Sereno's camp also said the high court had to coordinate with the Philippine National Police, Armed Forces of the Philippines and the Justice Department if Aguirre's request would be possible.

"The transfer of venue of the Maute cases had serious national security implications, including substantial adverse effects on the economy and public safety (especially when the cases are transferred to the heavily-populated economic and business centers of Metro Manila)," they said in a statement.

"Under these circumstances, the accusation of 'intentional delay' is baseless," Sereno's spokespersons said.

Aguirre: Sereno asked me to 'tone down' my request

Aguirre, however, hit Sereno for asking him to "tone down" his request. He said this happened in a private meeting that the Chief Justice herself scheduled on June 19.

"She told me that I need not emphasize the dangers," but instead say in the letter that "it will free the military from the aspect of detaining these individuals and focus on fighting terrorists," Aguirre said.

Umali asked if Aguirre would do the same if he were in Sereno's position. "No, your honor," Aguirre said.

When asked whether it warrants the Chief Justice's impeachment, however, Aguirre declined to comment, saying he would leave the decision up to the lawmakers.

Representative Ruwel Peter Gonzaga told Gadon he should have charged Sereno with usurpation of authority under the Revised Penal Code.

"Your allegation as to the Maute cases is not based on the delay, it is based on the encroachement or usurpation of powers by the Chief Justice to the powers of the Supreme Court en banc," Gonzaga said.

Sereno's camp has been issuing rejoinders to the claims made in the impeachment hearings via email, since the lawyers were unable to secure permission to question the witnesses and respondents. She has declined the house's invitation to attend the hearings herself, prompting Umali to comment that he may have her arrested.
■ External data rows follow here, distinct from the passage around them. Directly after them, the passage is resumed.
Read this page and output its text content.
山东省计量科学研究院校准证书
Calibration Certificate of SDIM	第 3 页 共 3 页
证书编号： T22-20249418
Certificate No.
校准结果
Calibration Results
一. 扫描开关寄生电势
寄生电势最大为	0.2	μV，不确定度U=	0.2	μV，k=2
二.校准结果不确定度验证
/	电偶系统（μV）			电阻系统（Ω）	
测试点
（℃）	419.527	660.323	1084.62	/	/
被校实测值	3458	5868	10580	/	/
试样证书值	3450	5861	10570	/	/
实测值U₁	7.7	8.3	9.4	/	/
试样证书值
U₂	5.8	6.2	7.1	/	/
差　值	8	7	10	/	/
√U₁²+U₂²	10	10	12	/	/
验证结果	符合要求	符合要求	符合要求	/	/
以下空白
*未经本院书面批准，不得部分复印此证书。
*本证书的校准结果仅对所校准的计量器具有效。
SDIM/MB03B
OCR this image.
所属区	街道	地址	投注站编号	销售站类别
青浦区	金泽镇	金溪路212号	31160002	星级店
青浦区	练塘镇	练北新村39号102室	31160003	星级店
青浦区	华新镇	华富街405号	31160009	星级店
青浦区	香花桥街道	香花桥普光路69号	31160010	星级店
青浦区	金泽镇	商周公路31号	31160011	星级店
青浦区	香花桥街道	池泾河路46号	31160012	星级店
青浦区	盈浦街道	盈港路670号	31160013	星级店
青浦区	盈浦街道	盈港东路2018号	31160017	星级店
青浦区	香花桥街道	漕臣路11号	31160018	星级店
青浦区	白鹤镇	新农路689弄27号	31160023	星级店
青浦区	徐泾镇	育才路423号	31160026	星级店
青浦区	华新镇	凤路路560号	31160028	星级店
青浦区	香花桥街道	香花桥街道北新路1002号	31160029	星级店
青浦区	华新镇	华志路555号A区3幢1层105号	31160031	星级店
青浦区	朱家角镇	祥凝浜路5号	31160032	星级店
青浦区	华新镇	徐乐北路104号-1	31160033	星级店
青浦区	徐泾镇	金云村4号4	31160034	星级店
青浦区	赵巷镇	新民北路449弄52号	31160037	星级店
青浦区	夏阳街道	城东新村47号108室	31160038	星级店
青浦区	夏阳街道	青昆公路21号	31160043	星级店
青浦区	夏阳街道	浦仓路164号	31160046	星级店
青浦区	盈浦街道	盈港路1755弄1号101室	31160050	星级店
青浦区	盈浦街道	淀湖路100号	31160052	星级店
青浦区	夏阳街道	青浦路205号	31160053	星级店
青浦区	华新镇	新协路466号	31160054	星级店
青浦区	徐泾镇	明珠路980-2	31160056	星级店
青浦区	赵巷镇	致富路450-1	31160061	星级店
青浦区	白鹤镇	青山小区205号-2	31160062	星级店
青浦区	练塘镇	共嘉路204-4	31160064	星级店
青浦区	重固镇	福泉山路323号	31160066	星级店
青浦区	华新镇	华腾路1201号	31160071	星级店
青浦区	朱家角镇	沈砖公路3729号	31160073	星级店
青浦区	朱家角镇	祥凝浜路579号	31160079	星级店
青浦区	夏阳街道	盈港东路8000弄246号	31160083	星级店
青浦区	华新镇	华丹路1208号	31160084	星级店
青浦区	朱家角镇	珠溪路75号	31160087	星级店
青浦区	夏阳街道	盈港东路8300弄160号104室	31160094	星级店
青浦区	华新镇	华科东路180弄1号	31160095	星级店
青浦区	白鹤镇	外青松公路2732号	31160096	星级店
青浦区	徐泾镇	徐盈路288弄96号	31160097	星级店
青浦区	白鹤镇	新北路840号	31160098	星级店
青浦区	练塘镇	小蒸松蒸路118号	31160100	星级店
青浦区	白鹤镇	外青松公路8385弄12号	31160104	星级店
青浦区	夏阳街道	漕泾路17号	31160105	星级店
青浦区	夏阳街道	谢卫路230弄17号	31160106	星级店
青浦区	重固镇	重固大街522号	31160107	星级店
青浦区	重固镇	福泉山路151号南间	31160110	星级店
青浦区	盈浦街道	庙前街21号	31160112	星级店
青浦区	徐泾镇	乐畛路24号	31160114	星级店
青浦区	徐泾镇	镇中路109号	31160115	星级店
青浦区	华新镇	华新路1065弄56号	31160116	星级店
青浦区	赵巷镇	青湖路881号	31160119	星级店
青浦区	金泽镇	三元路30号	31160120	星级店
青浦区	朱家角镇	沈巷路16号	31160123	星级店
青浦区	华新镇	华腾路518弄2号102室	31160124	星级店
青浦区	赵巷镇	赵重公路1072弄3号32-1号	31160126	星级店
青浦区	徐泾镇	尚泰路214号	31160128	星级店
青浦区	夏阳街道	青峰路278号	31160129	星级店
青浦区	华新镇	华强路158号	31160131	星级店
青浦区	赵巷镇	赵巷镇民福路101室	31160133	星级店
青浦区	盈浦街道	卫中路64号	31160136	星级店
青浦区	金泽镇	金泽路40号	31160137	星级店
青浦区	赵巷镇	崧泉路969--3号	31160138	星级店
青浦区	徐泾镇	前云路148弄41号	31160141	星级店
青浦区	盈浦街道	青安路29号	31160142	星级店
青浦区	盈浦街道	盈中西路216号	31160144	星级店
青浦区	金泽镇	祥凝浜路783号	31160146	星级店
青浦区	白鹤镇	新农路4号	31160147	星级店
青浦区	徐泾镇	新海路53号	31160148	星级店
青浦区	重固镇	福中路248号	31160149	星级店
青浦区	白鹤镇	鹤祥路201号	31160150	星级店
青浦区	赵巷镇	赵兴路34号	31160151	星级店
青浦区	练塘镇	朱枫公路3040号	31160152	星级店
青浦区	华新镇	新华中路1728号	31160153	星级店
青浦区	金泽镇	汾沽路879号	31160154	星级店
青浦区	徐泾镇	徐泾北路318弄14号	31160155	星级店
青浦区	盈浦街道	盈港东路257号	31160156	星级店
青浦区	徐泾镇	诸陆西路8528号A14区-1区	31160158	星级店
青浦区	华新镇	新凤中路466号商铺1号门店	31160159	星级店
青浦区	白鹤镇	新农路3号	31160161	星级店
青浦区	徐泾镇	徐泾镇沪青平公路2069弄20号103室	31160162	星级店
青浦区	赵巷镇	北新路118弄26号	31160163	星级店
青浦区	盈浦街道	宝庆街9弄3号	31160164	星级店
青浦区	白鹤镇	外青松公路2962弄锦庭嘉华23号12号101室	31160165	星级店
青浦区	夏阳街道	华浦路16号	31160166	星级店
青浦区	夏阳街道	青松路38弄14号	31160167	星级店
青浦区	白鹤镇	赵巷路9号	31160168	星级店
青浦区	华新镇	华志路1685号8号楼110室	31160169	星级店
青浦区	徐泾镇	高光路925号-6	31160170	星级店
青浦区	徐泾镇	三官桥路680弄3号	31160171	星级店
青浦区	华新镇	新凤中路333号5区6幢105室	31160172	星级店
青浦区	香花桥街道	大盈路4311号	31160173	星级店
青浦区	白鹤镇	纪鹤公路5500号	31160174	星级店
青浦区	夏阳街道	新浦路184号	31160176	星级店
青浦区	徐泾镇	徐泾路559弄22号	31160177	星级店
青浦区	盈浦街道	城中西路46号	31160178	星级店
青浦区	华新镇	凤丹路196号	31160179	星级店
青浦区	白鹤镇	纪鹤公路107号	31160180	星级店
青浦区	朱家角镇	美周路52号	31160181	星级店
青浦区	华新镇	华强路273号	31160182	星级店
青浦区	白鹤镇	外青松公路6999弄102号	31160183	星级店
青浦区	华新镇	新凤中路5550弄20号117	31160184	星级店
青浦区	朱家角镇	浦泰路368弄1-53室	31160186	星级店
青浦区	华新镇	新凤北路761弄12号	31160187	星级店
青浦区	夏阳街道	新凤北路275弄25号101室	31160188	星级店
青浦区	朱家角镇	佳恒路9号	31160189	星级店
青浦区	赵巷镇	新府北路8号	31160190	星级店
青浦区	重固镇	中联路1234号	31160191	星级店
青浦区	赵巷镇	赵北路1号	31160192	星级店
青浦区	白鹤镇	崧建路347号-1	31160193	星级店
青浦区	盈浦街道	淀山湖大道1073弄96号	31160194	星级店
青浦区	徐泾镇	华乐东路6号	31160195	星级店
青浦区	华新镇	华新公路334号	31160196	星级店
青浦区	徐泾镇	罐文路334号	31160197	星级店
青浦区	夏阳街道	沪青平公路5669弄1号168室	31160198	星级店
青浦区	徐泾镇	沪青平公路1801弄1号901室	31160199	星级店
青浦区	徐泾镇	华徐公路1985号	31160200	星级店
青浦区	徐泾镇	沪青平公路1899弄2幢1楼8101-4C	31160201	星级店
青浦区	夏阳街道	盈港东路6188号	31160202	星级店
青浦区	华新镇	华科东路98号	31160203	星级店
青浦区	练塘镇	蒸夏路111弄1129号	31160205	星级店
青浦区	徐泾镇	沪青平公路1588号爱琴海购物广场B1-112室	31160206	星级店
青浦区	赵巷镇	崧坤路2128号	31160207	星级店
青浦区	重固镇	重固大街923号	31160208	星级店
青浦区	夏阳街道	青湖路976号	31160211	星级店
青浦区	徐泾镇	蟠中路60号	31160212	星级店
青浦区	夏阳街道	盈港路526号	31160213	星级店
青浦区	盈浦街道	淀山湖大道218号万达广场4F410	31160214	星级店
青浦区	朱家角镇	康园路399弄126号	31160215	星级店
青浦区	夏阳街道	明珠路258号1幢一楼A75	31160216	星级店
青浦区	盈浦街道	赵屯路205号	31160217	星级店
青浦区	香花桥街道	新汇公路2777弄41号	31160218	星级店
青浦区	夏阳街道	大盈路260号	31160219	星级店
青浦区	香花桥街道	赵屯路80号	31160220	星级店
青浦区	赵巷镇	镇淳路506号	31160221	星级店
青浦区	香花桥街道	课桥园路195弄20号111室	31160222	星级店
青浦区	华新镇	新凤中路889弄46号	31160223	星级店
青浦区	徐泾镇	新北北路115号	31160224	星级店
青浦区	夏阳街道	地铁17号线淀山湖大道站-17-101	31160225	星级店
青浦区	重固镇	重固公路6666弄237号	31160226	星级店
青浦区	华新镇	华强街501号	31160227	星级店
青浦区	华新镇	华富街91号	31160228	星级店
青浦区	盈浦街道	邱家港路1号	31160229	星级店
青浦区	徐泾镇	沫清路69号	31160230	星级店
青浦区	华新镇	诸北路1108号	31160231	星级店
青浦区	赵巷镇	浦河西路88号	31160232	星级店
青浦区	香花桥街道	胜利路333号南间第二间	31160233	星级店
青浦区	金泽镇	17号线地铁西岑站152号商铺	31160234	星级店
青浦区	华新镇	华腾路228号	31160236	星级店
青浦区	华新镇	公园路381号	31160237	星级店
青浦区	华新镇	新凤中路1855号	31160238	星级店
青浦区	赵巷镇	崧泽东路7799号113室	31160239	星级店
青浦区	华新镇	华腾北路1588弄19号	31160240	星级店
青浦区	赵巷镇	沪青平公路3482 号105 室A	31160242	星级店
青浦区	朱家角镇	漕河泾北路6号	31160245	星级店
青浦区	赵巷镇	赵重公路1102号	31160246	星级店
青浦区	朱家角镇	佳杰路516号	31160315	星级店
Related: Solons: Chief Justice won't be arrested, or forced to attend House panel impeachment hearings

Earlier on CNN Philippines' The Source, Sereno's spokesman lawyer Carlo Cruz said the Chief Justice may attend the hearings if counsel advises it.

Read more: Spokesperson: Chief Justice open to attending impeachment hearings

In another development, the Supreme Court said it would allow its justices and employees to attend the impeachment hearings on certain conditions.